Building walls are not our values.
Kissing Trump’s arse after he insults our family are not Latino values.
Let me also revisit this from the article:
But the O’Rourke-Cruz matchup nonetheless provides an unusual case study on the ability of two candidates with unique ties to the state’s Hispanic community….
Beto represents a Congressional district that is 80% Latino. He gets it. It is part of him. He lives it. He is it. You definitely can’t say that about Rafael, err, Cruz.
It is pretty obvious that Sen. Cruz and the GOP are going to try and demonize Beto among Latino voters. It will not work especially when Latino voters see more and more Latino elected officials and leaders step up and stand with Beto. They won’t see very many stand with Sen. Cruz. Why would they? When has Cruz ever stood up to the Latino hating that spews out of Trump’s piehole? What has Cruz ever done to help advance the Latino community? Nada!

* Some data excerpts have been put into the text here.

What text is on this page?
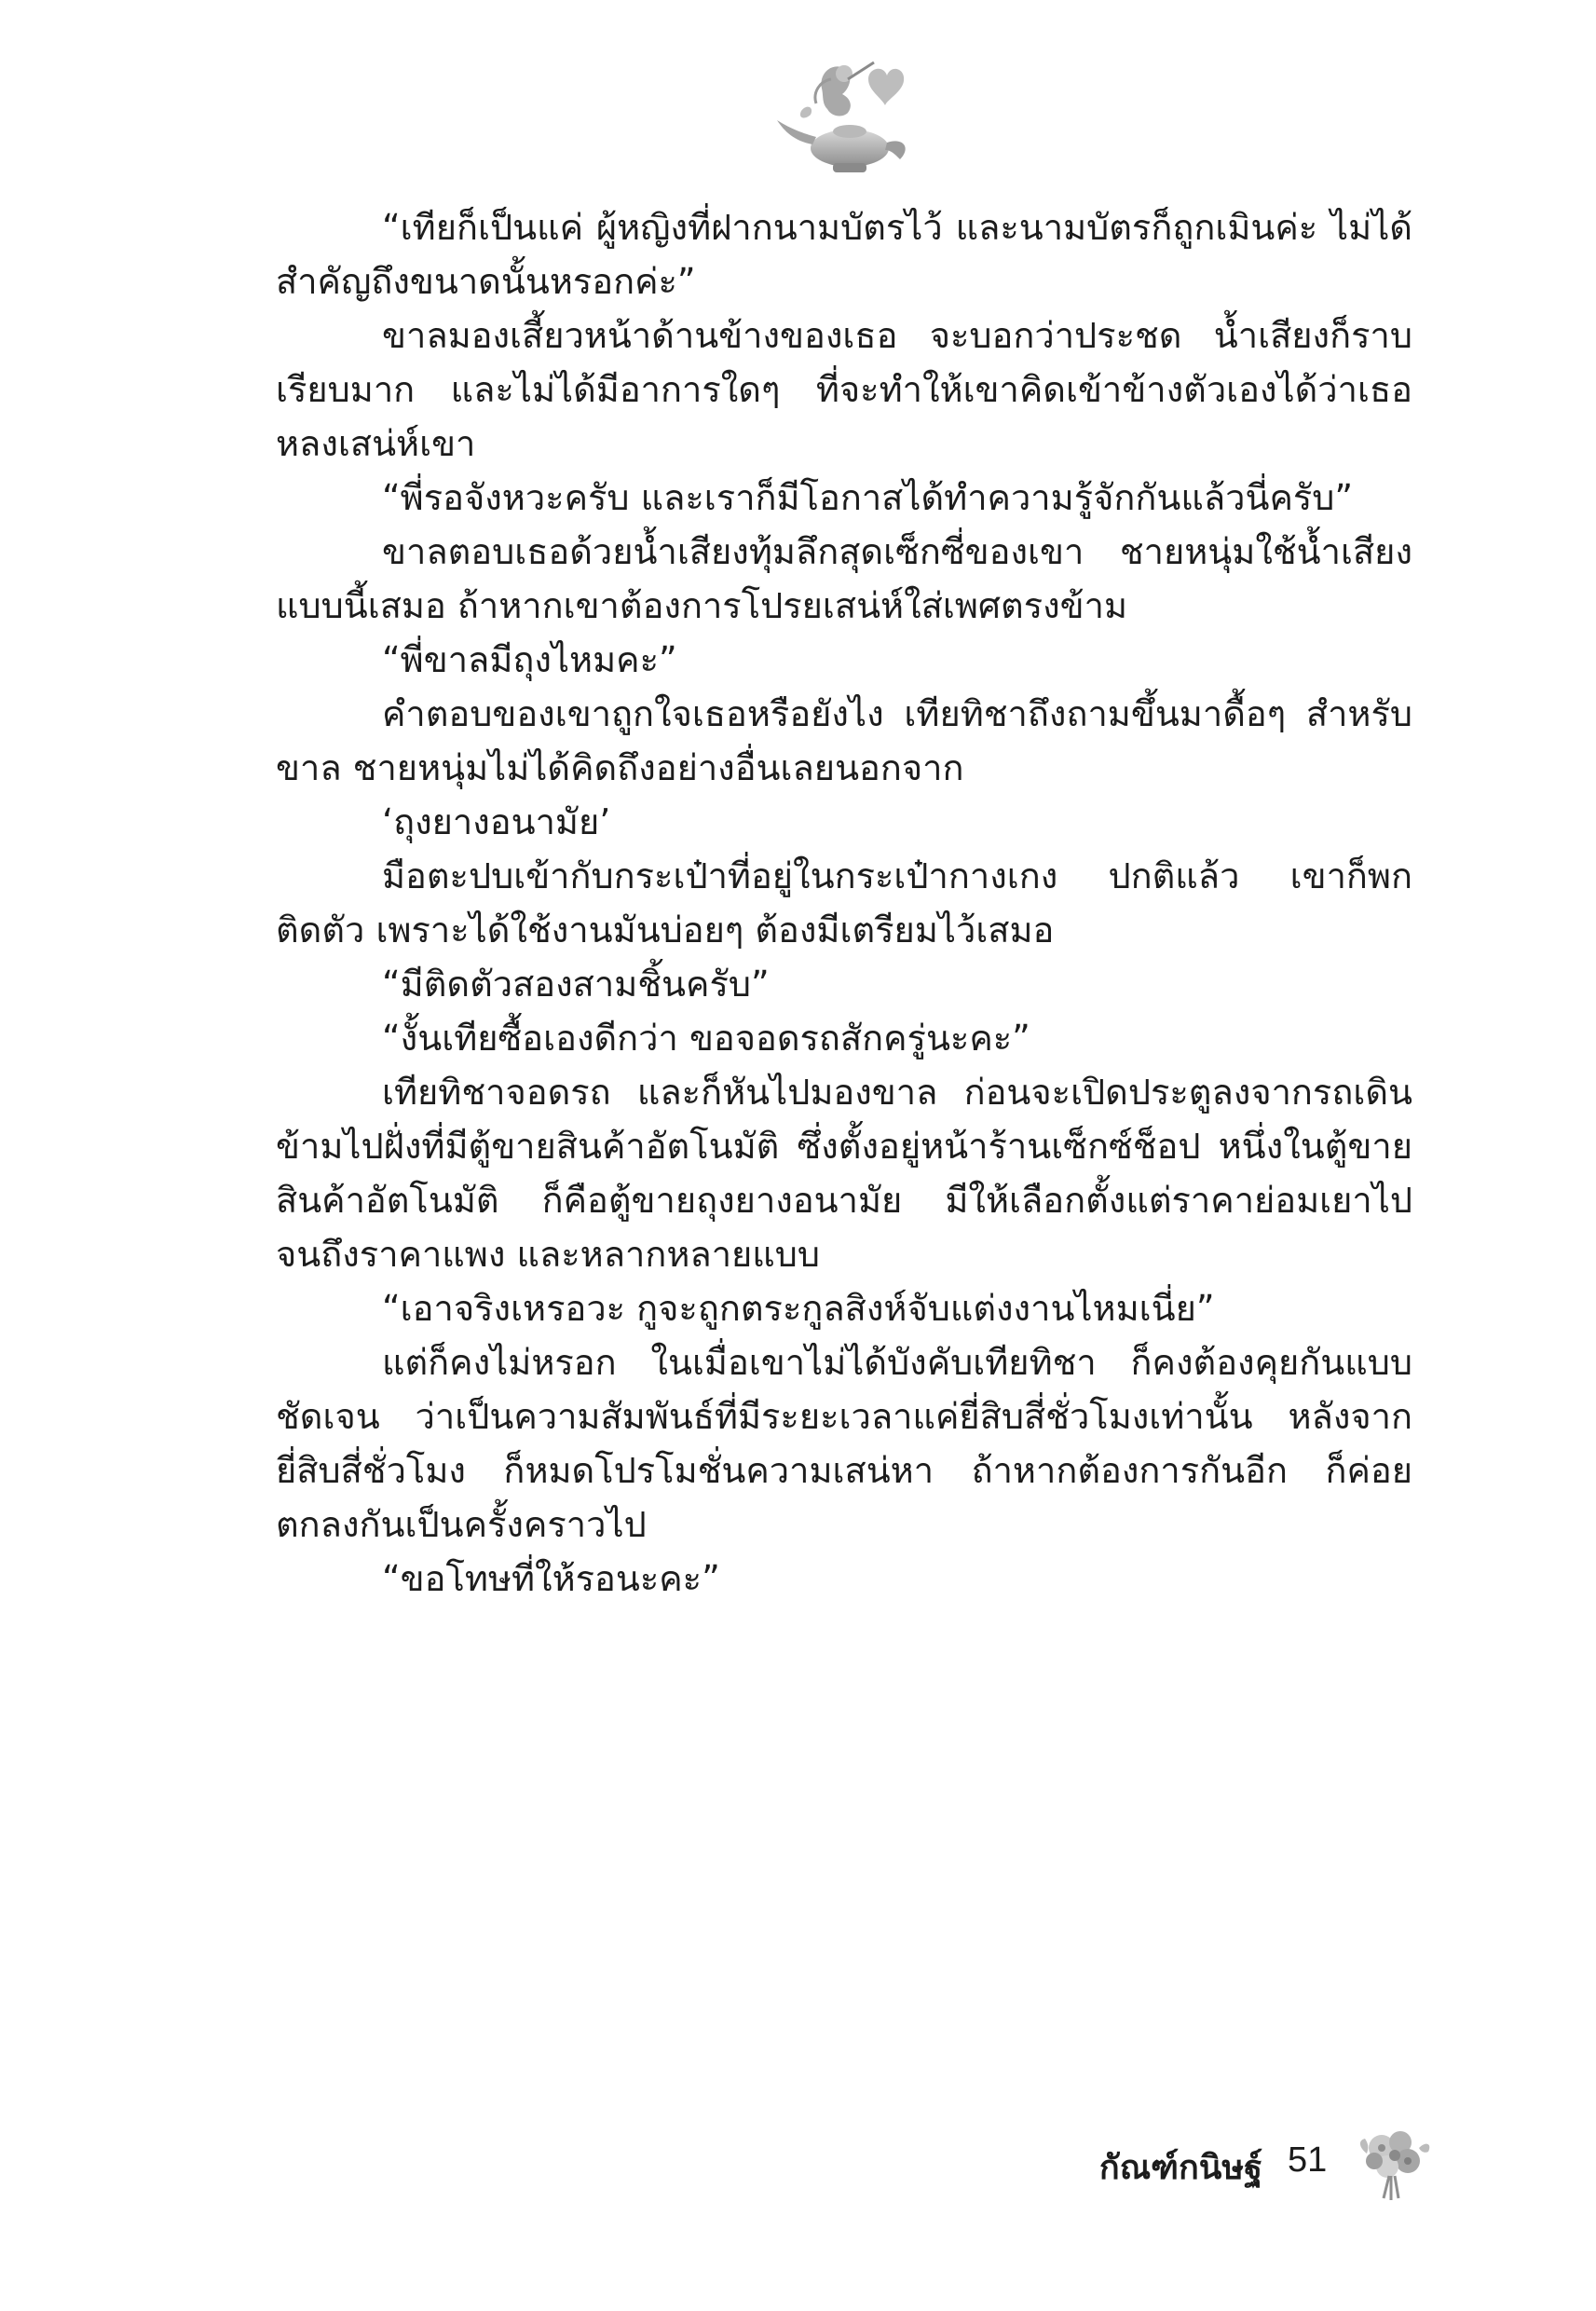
“เทียก็เป็นแค่ ผู้หญิงที่ฝากนามบัตรไว้ และนามบัตรก็ถูกเมินค่ะ ไม่ได้สำคัญถึงขนาดนั้นหรอกค่ะ”

ขาลมองเสี้ยวหน้าด้านข้างของเธอ จะบอกว่าประชด น้ำเสียงก็ราบเรียบมาก และไม่ได้มีอาการใดๆ ที่จะทำให้เขาคิดเข้าข้างตัวเองได้ว่าเธอหลงเสน่ห์เขา

“พี่รอจังหวะครับ และเราก็มีโอกาสได้ทำความรู้จักกันแล้วนี่ครับ”

ขาลตอบเธอด้วยน้ำเสียงทุ้มลึกสุดเซ็กซี่ของเขา ชายหนุ่มใช้น้ำเสียงแบบนี้เสมอ ถ้าหากเขาต้องการโปรยเสน่ห์ใส่เพศตรงข้าม

“พี่ขาลมีถุงไหมคะ”

คำตอบของเขาถูกใจเธอหรือยังไง เทียทิชาถึงถามขึ้นมาดื้อๆ สำหรับขาล ชายหนุ่มไม่ได้คิดถึงอย่างอื่นเลยนอกจาก

‘ถุงยางอนามัย’

มือตะปบเข้ากับกระเป๋าที่อยู่ในกระเป๋ากางเกง ปกติแล้ว เขาก็พกติดตัว เพราะได้ใช้งานมันบ่อยๆ ต้องมีเตรียมไว้เสมอ

“มีติดตัวสองสามชิ้นครับ”

“งั้นเทียซื้อเองดีกว่า ขอจอดรถสักครู่นะคะ”

เทียทิชาจอดรถ และก็หันไปมองขาล ก่อนจะเปิดประตูลงจากรถเดินข้ามไปฝั่งที่มีตู้ขายสินค้าอัตโนมัติ ซึ่งตั้งอยู่หน้าร้านเซ็กซ์ช็อป หนึ่งในตู้ขายสินค้าอัตโนมัติ ก็คือตู้ขายถุงยางอนามัย มีให้เลือกตั้งแต่ราคาย่อมเยาไปจนถึงราคาแพง และหลากหลายแบบ

“เอาจริงเหรอวะ กูจะถูกตระกูลสิงห์จับแต่งงานไหมเนี่ย”

แต่ก็คงไม่หรอก ในเมื่อเขาไม่ได้บังคับเทียทิชา ก็คงต้องคุยกันแบบชัดเจน ว่าเป็นความสัมพันธ์ที่มีระยะเวลาแค่ยี่สิบสี่ชั่วโมงเท่านั้น หลังจากยี่สิบสี่ชั่วโมง ก็หมดโปรโมชั่นความเสน่หา ถ้าหากต้องการกันอีก ก็ค่อยตกลงกันเป็นครั้งคราวไป

“ขอโทษที่ให้รอนะคะ”

กัณฑ์กนิษฐ์ 51
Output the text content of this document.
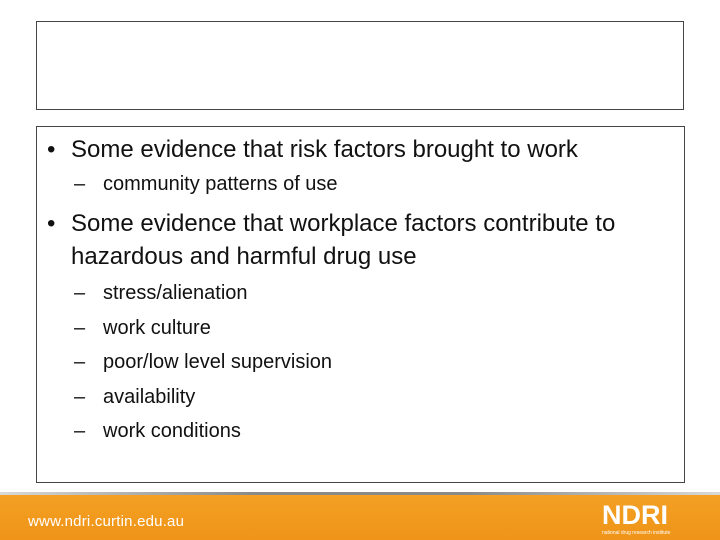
• Some evidence that risk factors brought to work
– community patterns of use
• Some evidence that workplace factors contribute to hazardous and harmful drug use
– stress/alienation
– work culture
– poor/low level supervision
– availability
– work conditions
www.ndri.curtin.edu.au	NDRI
national drug research institute
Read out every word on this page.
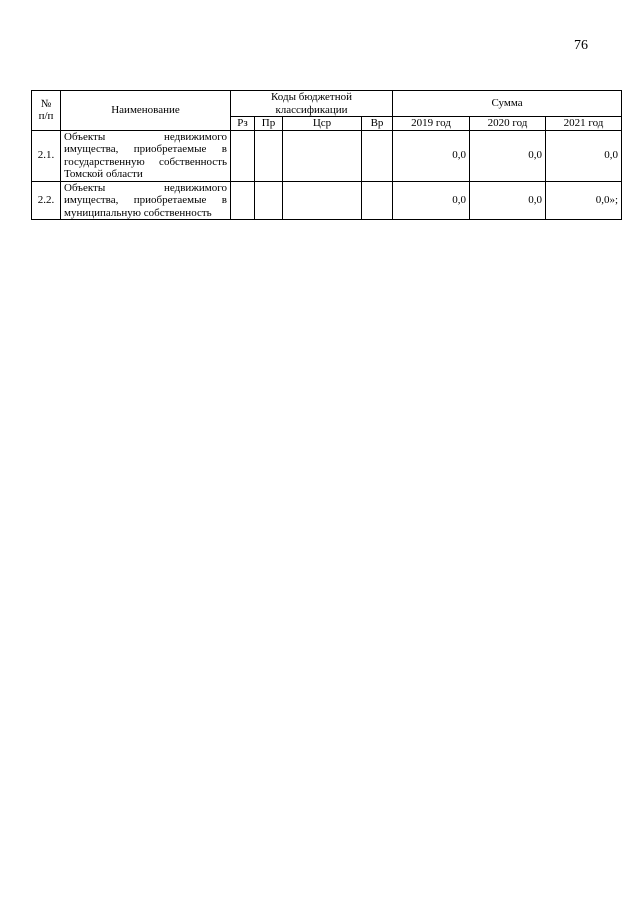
76
№ п/п	Наименование	Коды бюджетной классификации				Сумма		
		Рз	Пр	Цср	Вр	2019 год	2020 год	2021 год
2.1.	Объекты недвижимого имущества, приобретаемые в государственную собственность Томской области					0,0	0,0	0,0
2.2.	Объекты недвижимого имущества, приобретаемые в муниципальную собственность					0,0	0,0	0,0»;
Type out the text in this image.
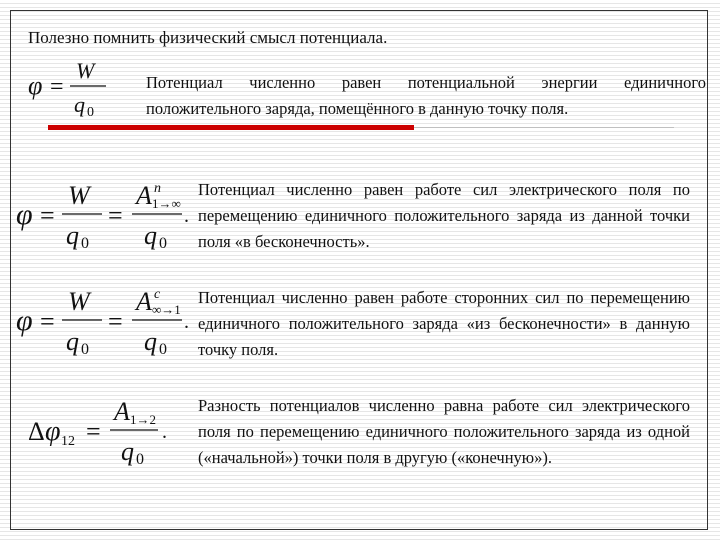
Полезно помнить физический смысл потенциала.
φ =
W
q 0
Потенциал численно равен потенциальной энергии единичного положительного заряда, помещённого в данную точку поля.
φ =
W
q 0
=
A п
1→∞
q 0
.
Потенциал численно равен работе сил электрического поля по перемещению единичного положительного заряда из данной точки поля «в бесконечность».
φ =
W
q 0
=
A c
∞→1
q 0
.
Потенциал численно равен работе сторонних сил по перемещению единичного положительного заряда «из бесконечности» в данную точку поля.
Δ φ 12 =
A 1→2
q 0
.
Разность потенциалов численно равна работе сил электрического поля по перемещению единичного положительного заряда из одной («начальной») точки поля в другую («конечную»).
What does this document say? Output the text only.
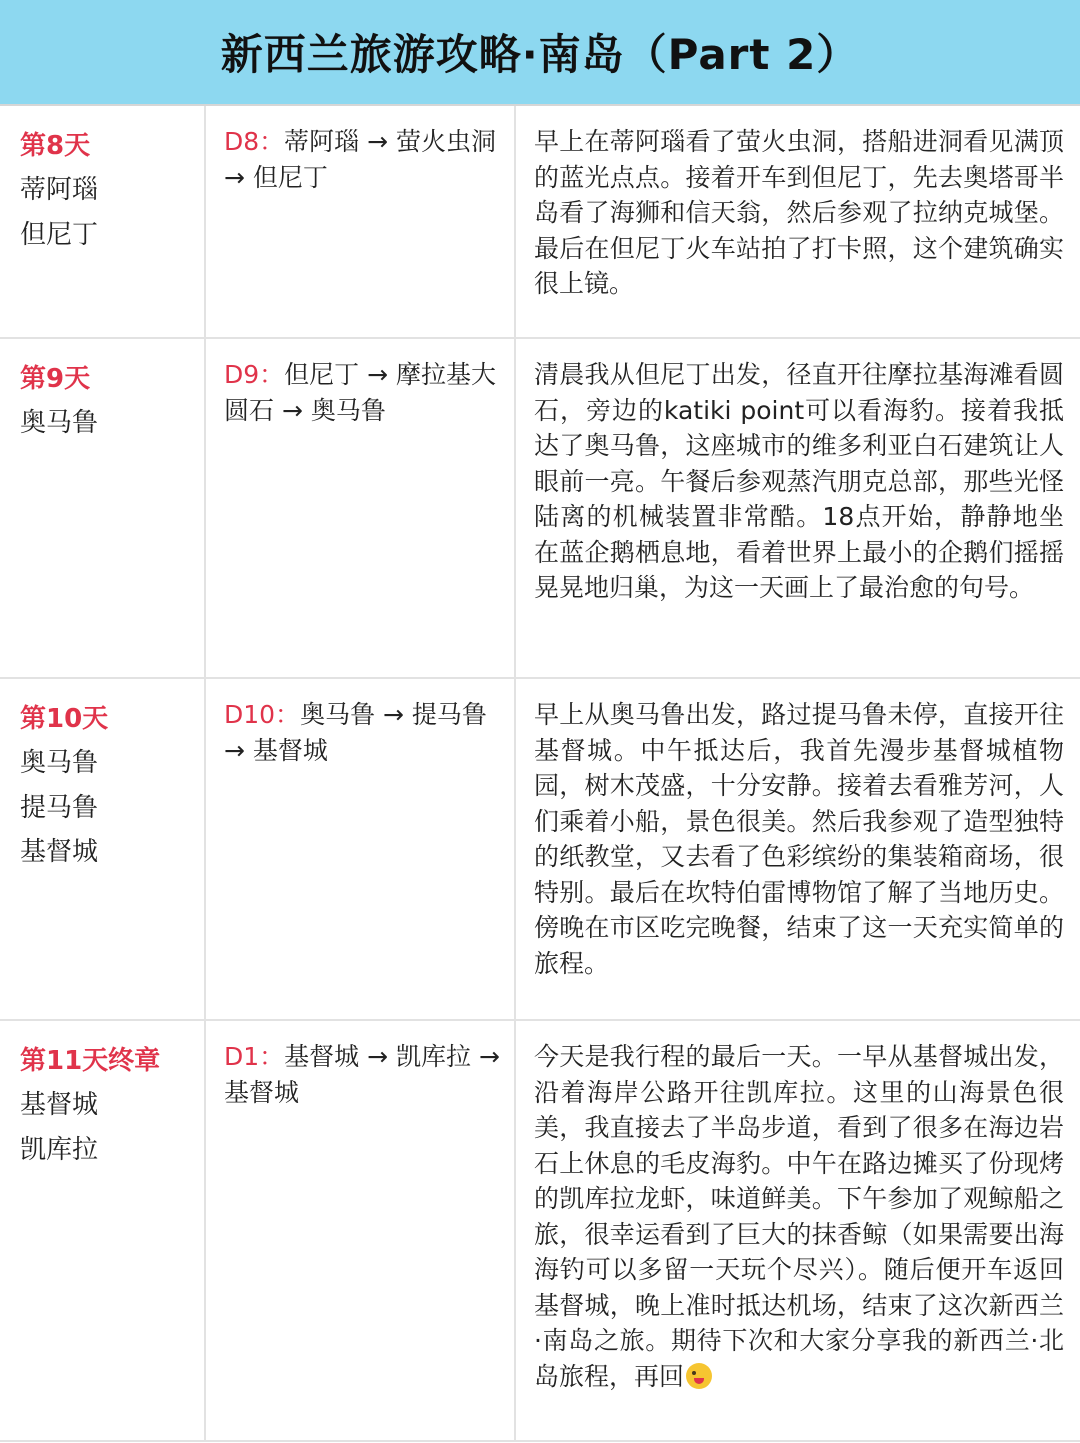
新西兰旅游攻略·南岛（Part 2）
第8天
蒂阿瑙
但尼丁	D8：蒂阿瑙 → 萤火虫洞 → 但尼丁	早上在蒂阿瑙看了萤火虫洞，搭船进洞看见满顶的蓝光点点。接着开车到但尼丁，先去奥塔哥半岛看了海狮和信天翁，然后参观了拉纳克城堡。最后在但尼丁火车站拍了打卡照，这个建筑确实很上镜。

第9天
奥马鲁	D9：但尼丁 → 摩拉基大圆石 → 奥马鲁	清晨我从但尼丁出发，径直开往摩拉基海滩看圆石，旁边的katiki point可以看海豹。接着我抵达了奥马鲁，这座城市的维多利亚白石建筑让人眼前一亮。午餐后参观蒸汽朋克总部，那些光怪陆离的机械装置非常酷。18点开始，静静地坐在蓝企鹅栖息地，看着世界上最小的企鹅们摇摇晃晃地归巢，为这一天画上了最治愈的句号。

第10天
奥马鲁
提马鲁
基督城	D10：奥马鲁 → 提马鲁 → 基督城	早上从奥马鲁出发，路过提马鲁未停，直接开往基督城。中午抵达后，我首先漫步基督城植物园，树木茂盛，十分安静。接着去看雅芳河，人们乘着小船，景色很美。然后我参观了造型独特的纸教堂，又去看了色彩缤纷的集装箱商场，很特别。最后在坎特伯雷博物馆了解了当地历史。傍晚在市区吃完晚餐，结束了这一天充实简单的旅程。

第11天终章
基督城
凯库拉	D1：基督城 → 凯库拉 → 基督城	今天是我行程的最后一天。一早从基督城出发，沿着海岸公路开往凯库拉。这里的山海景色很美，我直接去了半岛步道，看到了很多在海边岩石上休息的毛皮海豹。中午在路边摊买了份现烤的凯库拉龙虾，味道鲜美。下午参加了观鲸船之旅，很幸运看到了巨大的抹香鲸（如果需要出海海钓可以多留一天玩个尽兴）。随后便开车返回基督城，晚上准时抵达机场，结束了这次新西兰·南岛之旅。期待下次和大家分享我的新西兰·北岛旅程，再回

Commentary hopes that the GOP and Cruz try to engage the Latino voter. This will just make Latino voters aware of the choice that we have. The more campaign activity in our community, the better. It will be great for Latino voter turnout and that means more votes for Dems.
The ‘Stros are 1-4 in extra inning games of course this season.
Let me repeat sort of what someone tweeted yesterday. We have a one game lead over the Mariners. Our run differential is plus 125. The Mariners have a run differential of plus 9. Just saying.